Automotive AC Primer: The Basics

Because the SomethingAwful forums are ready to explode, I’m going to move one of my threads over here. At least the first posts.

We’re back for 2014 2015 2016 2017 2018 2019 2020, sweaty goons.

AC repair is something that shouldn’t be attempted unless you are willing to learn how to do it properly. Incorrect repairs and maintenance very often end up costing far more to repair later than you’ve saved by attempting to bodge it up yourself. No matter what the “recharge kits” you find at the parts store say on them, no…..it’s not that easy. If you are lucky it just might work, but it’s still the wrong way to go and presents unneeded risks ranging from simply wasting money to bodily injury.

Still with me? OK, then this is the thread for you. Because we’re gonna do this the right way with fairly inexpensive tools you can buy or borrow from a parts store, rather than with a $7500+ machine like they do at an actual shop.

I’m going to break this down into a few posts to cover various topics/scenarios. It’s all going to be really general, so don’t sperg at me about your exceptions.

For now, let’s start by covering some basic terminology:

Refrigerant – This is what’s in your AC system that makes it cold. No, it’s not Freon (probably). Just call it refrigerant unless you know what it specifically is.

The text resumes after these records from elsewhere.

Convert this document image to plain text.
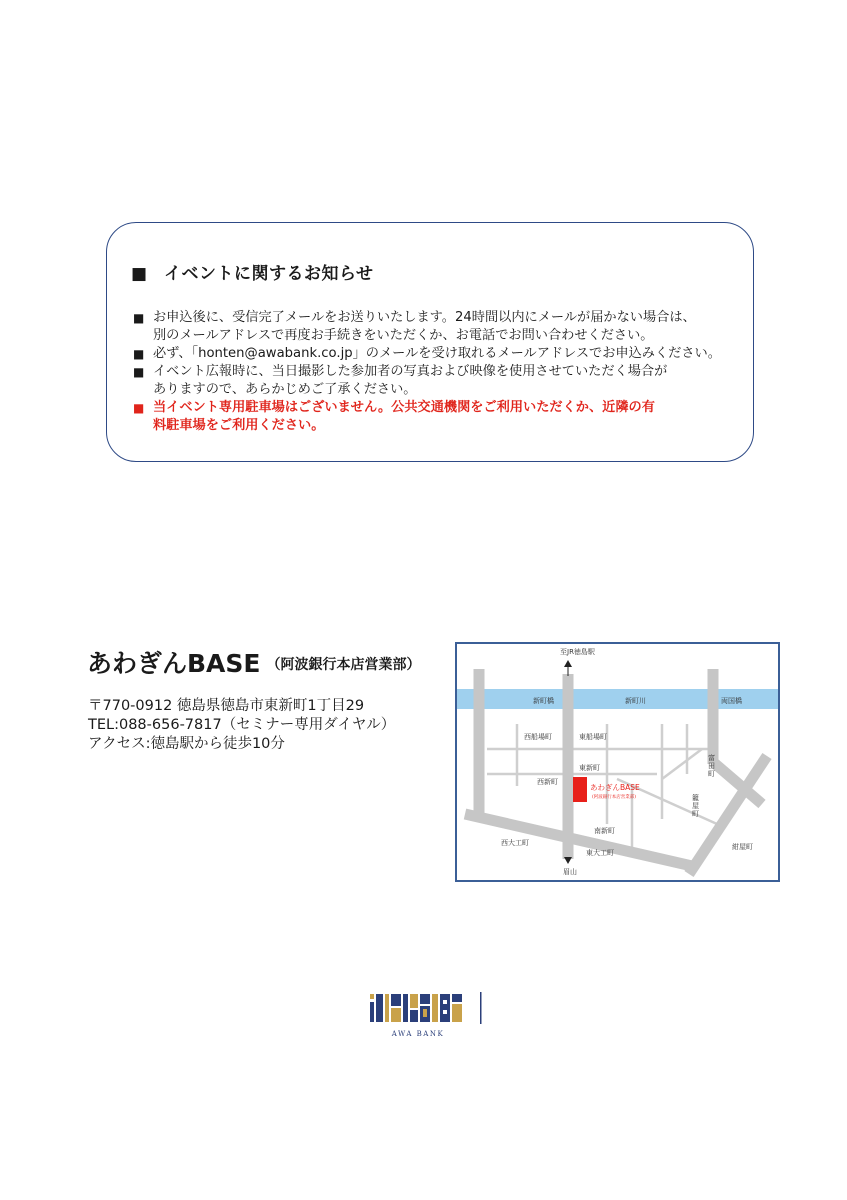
■ イベントに関するお知らせ
■ お申込後に、受信完了メールをお送りいたします。24時間以内にメールが届かない場合は、
別のメールアドレスで再度お手続きをいただくか、お電話でお問い合わせください。
■ 必ず、「honten@awabank.co.jp」のメールを受け取れるメールアドレスでお申込みください。
■ イベント広報時に、当日撮影した参加者の写真および映像を使用させていただく場合が
ありますので、あらかじめご了承ください。
■ 当イベント専用駐車場はございません。公共交通機関をご利用いただくか、近隣の有
料駐車場をご利用ください。
あわぎんBASE （阿波銀行本店営業部）
〒770-0912 徳島県徳島市東新町1丁目29
TEL:088-656-7817（セミナー専用ダイヤル）
アクセス:徳島駅から徒歩10分
至JR徳島駅
新町橋	新町川	両国橋
西船場町	東船場町
東新町
西新町
あわぎんBASE
(阿波銀行本店営業部)
南新町
西大工町
東大工町
眉山
紺屋町
富
田
町
籠
屋
町
AWA BANK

R-12: This is a great refrigerant but was phased out of new vehicle production in the ’90s because it’s not so good for the atmosphere. It is still available as new old stock or recycled, but it is illegal to produce any new R-12. You need an EPA 609 certification to service an R-12 system or buy quantities of less than 30 lbs. Fortunately, it’s an open book online test that only costs $30 or so. http://epatest.com/

Freon – The DuPont registered trade name for R-12

R134a – This is probably what you have in your car. Only recently have some other alternatives come to market in a vehicle from the factory.

Condenser – This is the radiator-looking thing that’s likely to be in front of your engine’s radiator.

Evaporator – This also looks like a small radiator and is nearly always buried somewhere completely goddamn inaccessible. It has to be in the stream of air going through your cabin comfort air system, so it usually ends up in a box under the dash along with the heater core. If you’re lucky it might be accessible under the hood.

Compressor – One of those things your serpentine belt turns in front of your motor. Most have a magnetic clutch so that when it’s not on the pulley around the outside can still spin but the compressor itself doesn’t move. Newer models have internal mechanisms to vary their displacement for greater efficiency.

Dryer (receiver/dryer) or accumulator – These are different things for different types of systems, but the important part is that you’ll be replacing them any time you’ve opened the system to the atmosphere. They have a one-shot-use desiccant pack in them to get any remaining water out of the system after it’s been opened. Water turns refrigerant acidic which will eat the system from the inside out.

Expansion valve or TXV – This is a venturi and/or nozzle that liquid refrigerant flows through to be atomized on it’s way into the evaporator. This is where the physics come in. If you rapidly decompress pretty much anything it will get cold. Find something that is particularly good at getting cold when it changes phases like that and we call it a refrigerant. This works with all kinds of stuff including ammonia and propane. In fact, both of those are still in service today as refrigerants.

Capillary tube – Like a TXV but for a different type of system. The type that would have an accumulator. These systems are cheap and shitty and what you are likely to find in your car unless you spent some bucks on it.

Most importantly: THIS SHIT CAN BE DANGEROUS

DO NOT start poking around or unbolting things unless you are positive you understand what you are doing. Refrigerant is under pressures up to 400 PSI in vehicle applications and can be even higher during specific types of failures. Venting this refrigerant into your face or hands WILL BURN YOU. As in, instant frost bite, flesh turning black in hours kinda shit. Don’t be stupid. Know what you are doing, wear safety glasses, long sleeves, and gloves among other appropriate protective equipment.